Coroico estuvo bueno, La Paz volvió a estar buena y Copacabana estuvo bien hasta que mis intestinos llegaron a una situación límite.
No recordaba haber ido al baño de una forma significativa desde hacía muchos días (puntualmente desde el exceso de pastillas antidiarreicas en Potosí). Ahora en Copacabana, cuando el tránsito lento había llegado a un punto máximo de embotellamiento, me encontraba en un restaurante. O más bien saliendo al patio interno de un restaurante, para entrar en su pequeño baño de techo inclinado donde pretendía hacer un último intento. Apoyé la mano en el picaporte, entré y me senté. Hice mucha fuerza. No pude. Me levanté los pantalones, equilibré mi peso en el picaporte oxidado una vez más, abrí la puerta, hice unos pasos de regreso por el patio, me arrodillé, me senté, me acosté en el piso y ya no pude levantarme. Tenía el vientre inflado, como un embarazo de unos cinco o seis meses. No sé si llegué a gritar o alguien avisó que yo estaba inmovilizado en el suelo, pero un rato después sentí que Pablo, Andrés y Mariano me arrastraban hasta una camioneta donde negociaron precio con el conductor. El hospital estaba cerca, Copacabana es un pueblo pequeño.
Me ingresaron a una salita mientras mis amigos esperaban en algún otro lado. Entonces escuché un grito de alguien pidiendo que traigan oxígeno y después ruidos de corridas que podían ser de varios médicos apurados. Mis amigos se asustaron, pero el alboroto no era por mí, era por un bebé que entró en brazos de una chola, más o menos al mismo tiempo que yo, aunque evidentemente en una situación mucho más crítica.
Los movimientos destinados al bebé eran de médicos desesperados, en cambio los movimientos destinados a mi eran los de las manos suaves de una joven enfermera. Sus palmas y sus dedos se movían en forma circular y acompasada por mi vientre. Yo estaba recostado en una camilla y la miraba a los ojos. Era delgada, de rasgos mestizos, de pelo negro y lacio. Sonreía y preguntaba cosas como: ¿qué ha comido? Yo le devolvía la sonrisa y solo recordaba una bolsa de maíz inflado y seis bananas en Coroico. Me pareció que le hacía gracia mi dieta. En esa situación estuvimos un buen rato: yo contestando preguntas, sus manos cobrizas masajeando mi panza, ella sonriendo y yo tirándome gases tóxicos uno atrás del otro, casi sin interrupción. Si fuera por mí, me habría quedado así toda la noche.
Pero algún médico entró a la sala y mi enfermera favorita dijo algo de un enema.
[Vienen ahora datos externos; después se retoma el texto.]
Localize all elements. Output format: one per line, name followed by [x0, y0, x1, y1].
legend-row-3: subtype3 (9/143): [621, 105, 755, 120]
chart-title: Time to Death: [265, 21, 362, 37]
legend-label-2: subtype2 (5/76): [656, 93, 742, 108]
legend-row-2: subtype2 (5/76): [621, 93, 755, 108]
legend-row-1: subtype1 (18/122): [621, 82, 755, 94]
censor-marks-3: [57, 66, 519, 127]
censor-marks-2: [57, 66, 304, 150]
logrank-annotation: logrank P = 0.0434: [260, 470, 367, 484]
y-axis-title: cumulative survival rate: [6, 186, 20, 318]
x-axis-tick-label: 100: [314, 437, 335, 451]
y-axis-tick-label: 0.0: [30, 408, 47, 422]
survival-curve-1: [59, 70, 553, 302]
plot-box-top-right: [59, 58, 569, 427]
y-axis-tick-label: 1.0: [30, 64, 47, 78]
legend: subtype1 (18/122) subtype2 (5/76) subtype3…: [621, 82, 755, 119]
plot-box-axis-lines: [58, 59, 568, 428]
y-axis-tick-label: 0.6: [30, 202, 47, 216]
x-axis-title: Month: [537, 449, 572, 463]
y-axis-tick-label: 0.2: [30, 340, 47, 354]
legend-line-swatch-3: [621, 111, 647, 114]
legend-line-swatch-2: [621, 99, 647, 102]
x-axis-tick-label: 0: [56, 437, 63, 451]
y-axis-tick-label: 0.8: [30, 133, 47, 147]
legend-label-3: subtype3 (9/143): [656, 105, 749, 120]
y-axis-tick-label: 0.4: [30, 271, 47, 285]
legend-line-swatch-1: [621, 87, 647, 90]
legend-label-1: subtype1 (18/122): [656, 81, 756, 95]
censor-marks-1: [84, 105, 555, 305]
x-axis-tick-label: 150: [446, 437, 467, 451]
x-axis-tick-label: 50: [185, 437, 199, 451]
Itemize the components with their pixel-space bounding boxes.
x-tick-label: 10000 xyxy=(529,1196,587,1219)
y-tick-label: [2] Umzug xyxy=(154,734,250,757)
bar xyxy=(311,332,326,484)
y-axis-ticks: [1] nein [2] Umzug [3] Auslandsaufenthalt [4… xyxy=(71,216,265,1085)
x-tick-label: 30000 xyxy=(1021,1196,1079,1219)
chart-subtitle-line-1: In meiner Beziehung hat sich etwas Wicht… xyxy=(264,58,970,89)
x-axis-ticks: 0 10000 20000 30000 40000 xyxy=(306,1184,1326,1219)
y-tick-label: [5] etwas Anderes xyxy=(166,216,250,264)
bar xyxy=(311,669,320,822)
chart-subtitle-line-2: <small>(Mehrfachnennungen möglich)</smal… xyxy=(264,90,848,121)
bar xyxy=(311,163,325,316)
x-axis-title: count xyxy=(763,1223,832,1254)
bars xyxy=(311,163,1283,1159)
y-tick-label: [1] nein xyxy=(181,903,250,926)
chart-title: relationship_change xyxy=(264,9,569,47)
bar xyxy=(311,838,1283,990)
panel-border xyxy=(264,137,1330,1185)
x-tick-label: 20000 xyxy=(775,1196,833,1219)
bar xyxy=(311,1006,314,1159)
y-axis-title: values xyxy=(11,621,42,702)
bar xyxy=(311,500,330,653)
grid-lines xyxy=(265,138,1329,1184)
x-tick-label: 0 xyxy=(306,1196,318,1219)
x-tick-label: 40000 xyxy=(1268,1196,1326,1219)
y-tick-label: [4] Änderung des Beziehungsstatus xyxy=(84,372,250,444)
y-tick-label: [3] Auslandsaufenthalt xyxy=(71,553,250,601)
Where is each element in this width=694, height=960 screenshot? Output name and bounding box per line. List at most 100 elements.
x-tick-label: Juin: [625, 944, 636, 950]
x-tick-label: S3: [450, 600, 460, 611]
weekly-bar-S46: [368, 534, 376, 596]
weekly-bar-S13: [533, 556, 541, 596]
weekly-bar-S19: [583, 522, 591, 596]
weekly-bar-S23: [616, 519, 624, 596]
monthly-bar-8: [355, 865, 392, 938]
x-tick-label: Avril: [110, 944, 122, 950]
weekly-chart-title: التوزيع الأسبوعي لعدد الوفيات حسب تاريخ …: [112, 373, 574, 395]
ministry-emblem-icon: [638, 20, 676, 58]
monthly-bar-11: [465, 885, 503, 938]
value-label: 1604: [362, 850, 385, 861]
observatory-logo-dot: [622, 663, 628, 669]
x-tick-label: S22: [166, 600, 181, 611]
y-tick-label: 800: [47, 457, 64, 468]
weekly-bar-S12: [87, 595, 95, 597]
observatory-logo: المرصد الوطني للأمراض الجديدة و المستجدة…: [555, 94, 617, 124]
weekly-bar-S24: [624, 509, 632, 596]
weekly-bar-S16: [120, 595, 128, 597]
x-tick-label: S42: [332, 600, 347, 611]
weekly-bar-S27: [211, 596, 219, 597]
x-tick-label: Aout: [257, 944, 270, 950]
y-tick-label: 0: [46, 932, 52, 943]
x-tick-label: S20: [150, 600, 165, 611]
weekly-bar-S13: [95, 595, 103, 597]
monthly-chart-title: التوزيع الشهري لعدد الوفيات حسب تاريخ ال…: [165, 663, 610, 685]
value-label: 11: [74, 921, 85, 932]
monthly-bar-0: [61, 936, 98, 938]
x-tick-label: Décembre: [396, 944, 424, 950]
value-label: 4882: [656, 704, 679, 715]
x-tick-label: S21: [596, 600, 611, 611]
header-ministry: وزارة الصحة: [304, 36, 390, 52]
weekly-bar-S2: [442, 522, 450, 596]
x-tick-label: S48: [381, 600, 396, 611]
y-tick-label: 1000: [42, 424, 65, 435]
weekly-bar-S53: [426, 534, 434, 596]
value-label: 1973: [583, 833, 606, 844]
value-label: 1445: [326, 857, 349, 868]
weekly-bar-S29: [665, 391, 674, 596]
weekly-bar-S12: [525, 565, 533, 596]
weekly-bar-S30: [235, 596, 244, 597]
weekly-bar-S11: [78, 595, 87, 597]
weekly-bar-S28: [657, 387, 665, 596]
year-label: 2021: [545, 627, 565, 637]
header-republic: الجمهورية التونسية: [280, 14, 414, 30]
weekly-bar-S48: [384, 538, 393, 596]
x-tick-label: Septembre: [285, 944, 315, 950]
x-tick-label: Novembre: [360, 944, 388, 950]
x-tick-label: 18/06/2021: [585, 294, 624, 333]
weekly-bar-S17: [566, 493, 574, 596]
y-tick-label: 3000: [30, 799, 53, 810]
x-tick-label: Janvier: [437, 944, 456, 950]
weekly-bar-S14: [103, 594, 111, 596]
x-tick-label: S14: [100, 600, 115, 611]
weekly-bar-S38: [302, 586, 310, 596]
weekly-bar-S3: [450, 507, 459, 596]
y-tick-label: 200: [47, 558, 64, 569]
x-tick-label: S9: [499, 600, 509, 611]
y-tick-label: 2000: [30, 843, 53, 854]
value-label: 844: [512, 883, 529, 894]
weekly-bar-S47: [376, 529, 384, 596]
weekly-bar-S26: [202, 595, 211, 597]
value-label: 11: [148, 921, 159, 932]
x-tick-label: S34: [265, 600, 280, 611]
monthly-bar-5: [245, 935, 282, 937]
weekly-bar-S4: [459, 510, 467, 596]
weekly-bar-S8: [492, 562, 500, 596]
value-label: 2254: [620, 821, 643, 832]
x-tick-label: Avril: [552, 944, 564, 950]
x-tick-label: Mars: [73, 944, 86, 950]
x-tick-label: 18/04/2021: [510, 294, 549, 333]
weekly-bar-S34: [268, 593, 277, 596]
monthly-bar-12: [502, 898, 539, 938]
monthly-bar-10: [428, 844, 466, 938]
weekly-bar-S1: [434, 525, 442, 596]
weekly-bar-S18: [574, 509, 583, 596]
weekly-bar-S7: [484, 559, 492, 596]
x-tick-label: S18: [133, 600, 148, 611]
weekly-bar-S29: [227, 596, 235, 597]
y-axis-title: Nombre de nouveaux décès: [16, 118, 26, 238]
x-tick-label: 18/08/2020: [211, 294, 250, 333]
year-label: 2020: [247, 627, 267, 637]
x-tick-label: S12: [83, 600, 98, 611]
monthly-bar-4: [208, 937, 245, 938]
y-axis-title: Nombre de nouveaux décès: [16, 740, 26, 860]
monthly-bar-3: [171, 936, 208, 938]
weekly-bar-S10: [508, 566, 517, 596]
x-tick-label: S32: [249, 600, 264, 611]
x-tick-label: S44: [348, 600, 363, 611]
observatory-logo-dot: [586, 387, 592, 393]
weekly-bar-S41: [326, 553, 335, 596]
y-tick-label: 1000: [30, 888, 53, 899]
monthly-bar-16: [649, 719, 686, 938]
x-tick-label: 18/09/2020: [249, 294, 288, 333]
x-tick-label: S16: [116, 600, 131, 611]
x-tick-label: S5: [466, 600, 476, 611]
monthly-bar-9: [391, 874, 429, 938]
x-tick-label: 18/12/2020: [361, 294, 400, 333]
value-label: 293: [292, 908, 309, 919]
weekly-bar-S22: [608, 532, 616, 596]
El hombre contestó que creía que no hacía falta. Yo, con sentimientos encontrados, decidí no opinar.
Al final me dieron unas pastillas laxantes y me aconsejaron que vuelva al hotel caminando, que de esa forma iba a seguir removiendo un poco mi interior. Como no encontré excusas para quedarme, tuve que despedirme de la enfermera y caminar de regreso al hotel junto a mis amigos.
Las pastillas terminaron haciendo efecto y pasé gran parte de esa noche adelgazando en un pequeño baño.